The Nasotec headshell is by itself a problematic product from what I’ve read.

So can any one of the happy users of this tonearm tell me whether it is meant to be set up so that the stylus tip underhangs the spindle? In other words, is the spindle to pivot distance greater than the pivot to stylus distance? Thx

There may be an aspect to this tonearm that totally escaped my notice, first time around. Is it meant to underhang the spindle? I searched this thread, a review article in Positive Feedback, and the Integrity website in order to answer my own question, and I did not find the information. (Not to say it isn’t there, but if it is there, I missed it.) In some of the photos on the Integrity website, it does appear to be underhung. If its mounting geometry is such that it is meant to overhang the spindle, then I agree with its detractors; the design seems hopeless. But as an underhung tonearm, it is quite interesting. However, it cannot be free of at least some bearing friction, and it cannot be free of skating force. Nor can I imagine why cartridges mounted on it would not need any attention to azimuth.

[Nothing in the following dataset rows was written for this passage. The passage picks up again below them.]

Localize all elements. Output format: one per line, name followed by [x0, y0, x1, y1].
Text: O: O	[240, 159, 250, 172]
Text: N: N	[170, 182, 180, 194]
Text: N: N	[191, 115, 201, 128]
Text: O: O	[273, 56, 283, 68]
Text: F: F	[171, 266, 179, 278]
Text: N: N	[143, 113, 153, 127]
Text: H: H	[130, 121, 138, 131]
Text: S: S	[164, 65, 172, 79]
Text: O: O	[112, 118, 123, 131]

Several times I have wrestled with Mijostyn's statement: "A tonearm must be limited to 2 degrees of motion. It must be held rigidly in all others. I will never personally consider an arm that is designed otherwise." I think by this statement, M is meaning to indict unipivot tonearms in favor of gimbal bearing tonearms. But the principle is poorly stated. I gimbal bearing will fix motion at the pivot in two dimensions, up and down and side to side, but at the other end of the lever, those two dimensions are always additive and permit motion of the headshell /cartridge in all directions in the vertical plane, with respect to the center of rest, just as with a unipivot. Indeed that has to be the case, else gimbal bearing tonearms could not track a flawed LP that has a slight warp and is also slightly offcenter.

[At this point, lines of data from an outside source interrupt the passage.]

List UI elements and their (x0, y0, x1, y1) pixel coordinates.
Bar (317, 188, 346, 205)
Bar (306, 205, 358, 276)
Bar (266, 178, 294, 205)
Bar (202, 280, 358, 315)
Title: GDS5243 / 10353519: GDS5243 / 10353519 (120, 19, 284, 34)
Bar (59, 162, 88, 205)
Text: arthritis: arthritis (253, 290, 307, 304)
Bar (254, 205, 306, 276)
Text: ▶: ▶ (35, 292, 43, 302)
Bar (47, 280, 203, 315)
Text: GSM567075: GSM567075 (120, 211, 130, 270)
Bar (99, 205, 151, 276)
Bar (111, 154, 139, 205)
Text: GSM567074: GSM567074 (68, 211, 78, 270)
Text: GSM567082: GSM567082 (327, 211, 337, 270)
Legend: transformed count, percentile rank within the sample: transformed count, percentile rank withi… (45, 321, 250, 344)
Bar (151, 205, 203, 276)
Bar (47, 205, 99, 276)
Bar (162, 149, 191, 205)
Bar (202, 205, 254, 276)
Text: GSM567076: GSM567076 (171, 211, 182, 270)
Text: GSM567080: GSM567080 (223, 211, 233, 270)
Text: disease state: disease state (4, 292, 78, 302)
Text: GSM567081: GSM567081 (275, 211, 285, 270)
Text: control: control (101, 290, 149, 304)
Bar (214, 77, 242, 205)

I am trying to figure out how some of the claims are justified.  "Weightless"?  "No pivot"?  The arm and headshell MUST have effective mass in order to work with cartridge compliance, and it is clear from visual inspection that they do.  Therefore it is not weightless. There definitely IS a pivot with its center at the attachment of the string; it's just a sloppy one.  That reminds me of at least the early WT tonearms, which also claimed no bearing, when in fact they had a pivot that was just not close tolerance.  And that headshell...  Does it really work without any friction? (If there is any friction in its lateral movement to maintain tangency, then there would be at least a small skating force.)  Anyway, all of that said, I have heard other oddball tonearms that cannot meet the claims of their makers yet sound great.  So I would never say without hearing this one that it cannot sound great.  Lord knows, no orthodox pivoted tonearm is perfect.